Он криво, с усилием улыбнулся, но в его серо-голубых глазах было смятение и тревожный вопрос.
– Одну минуту, мистер Олден, – продолжал Мейсон мягко, но в то же время решительно. – Сейчас я вам все объясню. Но сначала я должен задать вам два-три вопроса. – И он посмотрел на Тайтуса серьезно и сочувственно. – Когда вы в последний раз видели вашу дочь?
– Да вот, она уехала во вторник утром, потому как ей надо было возвращаться в Ликург. Она там работает на фабрике воротничков и рубашек Грифитса. Но…
– Еще минуту, – твердо повторил прокурор, – я сейчас все объясню. Вероятно, она приезжала домой на субботу и воскресенье. Так?
– Она приезжала в отпуск и прожила у нас примерно с месяц, – медленно и подробно объяснил Тайтус. – Она не совсем хорошо себя чувствовала и приехала домой немножко отдохнуть. Но когда она уезжала, она была совсем здорова. Вы ведь не привезли дурных вестей, мистер Мейсон? С ней ничего неладного не случилось? – С недоумевающим видом он поднес свою длинную загорелую руку к подбородку. – Да нет, не может этого быть… – Он растерянно провел рукой по редким седым волосам.

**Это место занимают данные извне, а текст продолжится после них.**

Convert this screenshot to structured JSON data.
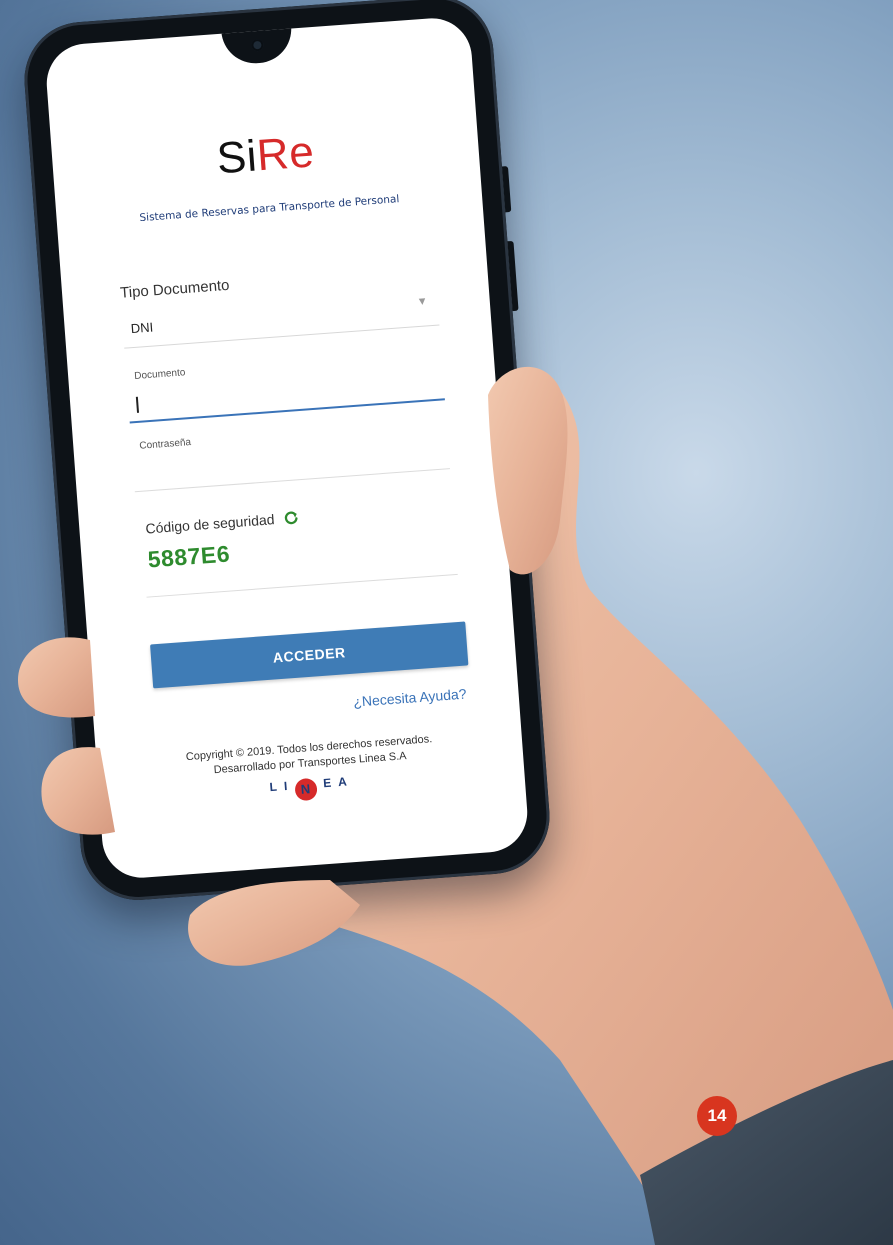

– А вы не имели от нее вестей, с тех пор как она уехала? – спокойно продолжал Мейсон с твердым намерением получить возможно больше сведений, прежде чем нанести тяжелый удар. – Она не сообщала, что поедет не в Ликург, а еще куда-нибудь?
– Нет, сэр, мы ничего не получали. Но скажите, с нею не случилось никакой беды? Может быть, она сделала что-нибудь такое… Да нет же, не может этого быть! Но вы так спрашиваете… Вы так говорите…
Его пробирала дрожь, и он бессознательно дотрагивался рукой до тонких бледных губ. Но прокурор, не отвечая, достал из кармана письмо Роберты к матери, и, показывая старику одну только надпись на конверте, спросил:
– Это почерк вашей дочери?
– Да, сэр, это ее почерк, – ответил Тайтус, слегка возвышая голос. – Но в чем же дело, господин прокурор? Почему это письмо попало к вам? Что в этом письме? – Он судорожно стиснул руки, уже ясно читая в глазах Мейсона весть о каком-то страшном несчастье. – Что это? Что там?.. Что она пишет в этом письме? Вы должны мне сказать, что случилось с моей дочерью!
Он в волнении оглянулся, словно собираясь бежать в дом, позвать на помощь, поделиться с женой своим ужасом… И Мейсон, видя, в какое состояние привел он несчастного старика, с силой, но дружески схватил его за руки.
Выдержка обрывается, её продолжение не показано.